When men are living in sin they go from bad to worse. At first they merely walk in the counsel of the careless and ungodly, who forget God—the evil is rather practical than habitual—but after that, they become habituated to evil, and they stand in the way of open sinners who wilfully violate God’s commandments; and if let alone, they go one step further, and become themselves pestilent teachers and tempters of others, and thus they sit in the seat of the scornful. They have taken their degree in vice, and as true Doctors of Damnation they are installed, and are looked up to by others as Masters in Belial. But the blessed man, the man to whom all the blessings of God belong, can hold no communion with such characters as these. He keeps himself pure from these lepers; he puts away evil things from him as garments spotted by the flesh; he comes out from among the wicked, and goes without the camp, bearing the reproach of Christ. O for grace to be thus separate from sinners.
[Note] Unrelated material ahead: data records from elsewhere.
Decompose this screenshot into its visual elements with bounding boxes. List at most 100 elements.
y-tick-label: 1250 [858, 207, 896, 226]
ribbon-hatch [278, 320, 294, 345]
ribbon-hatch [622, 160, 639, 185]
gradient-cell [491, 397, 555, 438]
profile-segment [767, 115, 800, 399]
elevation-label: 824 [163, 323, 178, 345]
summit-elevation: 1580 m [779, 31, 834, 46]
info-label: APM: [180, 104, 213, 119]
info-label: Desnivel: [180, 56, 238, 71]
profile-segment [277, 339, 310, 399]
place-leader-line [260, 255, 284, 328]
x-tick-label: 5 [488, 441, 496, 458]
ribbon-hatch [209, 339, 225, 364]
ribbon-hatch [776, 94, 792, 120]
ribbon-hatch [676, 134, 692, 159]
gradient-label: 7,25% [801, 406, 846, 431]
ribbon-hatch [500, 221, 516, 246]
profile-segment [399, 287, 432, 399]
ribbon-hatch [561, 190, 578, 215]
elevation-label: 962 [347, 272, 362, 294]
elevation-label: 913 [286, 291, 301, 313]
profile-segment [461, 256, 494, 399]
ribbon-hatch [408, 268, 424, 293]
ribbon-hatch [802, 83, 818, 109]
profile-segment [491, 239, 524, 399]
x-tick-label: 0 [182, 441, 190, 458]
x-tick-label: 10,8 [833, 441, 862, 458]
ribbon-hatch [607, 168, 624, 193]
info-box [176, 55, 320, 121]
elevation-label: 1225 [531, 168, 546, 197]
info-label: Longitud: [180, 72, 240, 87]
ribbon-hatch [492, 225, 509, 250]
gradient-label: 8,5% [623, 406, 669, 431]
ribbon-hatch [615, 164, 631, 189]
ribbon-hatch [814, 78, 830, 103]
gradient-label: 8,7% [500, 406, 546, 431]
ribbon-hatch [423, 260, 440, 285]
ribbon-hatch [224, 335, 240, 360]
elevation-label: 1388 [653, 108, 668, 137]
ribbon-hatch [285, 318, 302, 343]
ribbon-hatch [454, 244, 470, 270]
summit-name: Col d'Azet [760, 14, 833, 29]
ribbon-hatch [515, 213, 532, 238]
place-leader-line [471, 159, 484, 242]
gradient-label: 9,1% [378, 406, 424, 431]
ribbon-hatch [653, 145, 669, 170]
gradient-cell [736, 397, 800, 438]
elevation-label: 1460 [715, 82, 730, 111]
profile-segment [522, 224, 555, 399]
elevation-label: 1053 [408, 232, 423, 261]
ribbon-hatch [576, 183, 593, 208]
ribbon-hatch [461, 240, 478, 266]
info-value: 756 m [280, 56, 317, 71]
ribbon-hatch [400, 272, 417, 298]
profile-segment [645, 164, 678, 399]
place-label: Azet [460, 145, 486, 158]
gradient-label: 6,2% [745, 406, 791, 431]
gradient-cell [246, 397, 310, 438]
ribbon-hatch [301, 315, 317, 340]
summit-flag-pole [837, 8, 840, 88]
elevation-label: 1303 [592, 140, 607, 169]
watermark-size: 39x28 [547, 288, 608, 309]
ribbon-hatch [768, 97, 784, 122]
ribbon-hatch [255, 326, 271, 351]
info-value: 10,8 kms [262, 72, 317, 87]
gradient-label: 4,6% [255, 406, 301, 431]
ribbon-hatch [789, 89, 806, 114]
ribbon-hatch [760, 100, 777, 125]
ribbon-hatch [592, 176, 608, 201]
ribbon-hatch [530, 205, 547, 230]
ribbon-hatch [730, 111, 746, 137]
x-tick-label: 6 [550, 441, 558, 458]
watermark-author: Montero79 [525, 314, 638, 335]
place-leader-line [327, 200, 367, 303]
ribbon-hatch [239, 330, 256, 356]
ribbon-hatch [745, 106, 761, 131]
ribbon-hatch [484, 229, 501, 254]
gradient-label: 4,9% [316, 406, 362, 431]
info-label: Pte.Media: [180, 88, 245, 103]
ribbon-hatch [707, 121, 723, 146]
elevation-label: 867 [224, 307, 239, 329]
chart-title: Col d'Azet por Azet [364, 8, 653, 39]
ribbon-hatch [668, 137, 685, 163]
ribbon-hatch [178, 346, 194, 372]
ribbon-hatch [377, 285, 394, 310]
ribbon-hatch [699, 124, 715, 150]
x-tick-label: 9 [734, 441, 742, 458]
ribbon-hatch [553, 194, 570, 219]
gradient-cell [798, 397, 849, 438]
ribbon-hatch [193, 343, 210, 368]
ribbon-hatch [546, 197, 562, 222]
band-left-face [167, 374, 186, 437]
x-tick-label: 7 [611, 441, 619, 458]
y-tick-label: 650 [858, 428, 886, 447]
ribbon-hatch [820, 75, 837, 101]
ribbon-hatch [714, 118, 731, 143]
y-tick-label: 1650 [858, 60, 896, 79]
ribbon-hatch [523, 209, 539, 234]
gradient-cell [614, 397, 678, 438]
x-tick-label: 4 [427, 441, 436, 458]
And now mark his positive character.  “His delight is in the law of the Lord.”He is not under the law as a curse and condemnation, but he is in it, and he delights to be in it as his rule of life; he delights, moreover, to meditate in it, to read it by day, and think upon it by night. He takes a text and carries it with him all day long; and in the night-watches, when sleep forsakes his eyelids, he museth upon the Word of God. In the day of his prosperity he sings psalms out of the Word of God, and in the night of his affliction he comforts himself with promisesout of the same book. “The law of the Lord” is the daily bread of the true believer. And yet, in David’s day, how small was the volume of inspiration, for they had scarcely anything save the first five books of Moses! How much more, then, should we prize the whole written Word which it is our privilege to have in all our houses! But, alas, what ill-treatment is given to this angel from heaven! We are not all Berean searchers of the Scriptures. How few among us can lay claim to the benediction of the text! Perhaps some of you can claim a sort of negative purity, because you do not walk in the way of the ungodly; but let me ask you—Is your delight in the law of God? Do you study God’s Word? Do you make it the man of your right hand—your best companion and hourly guide? If not, this blessing belongeth not to you.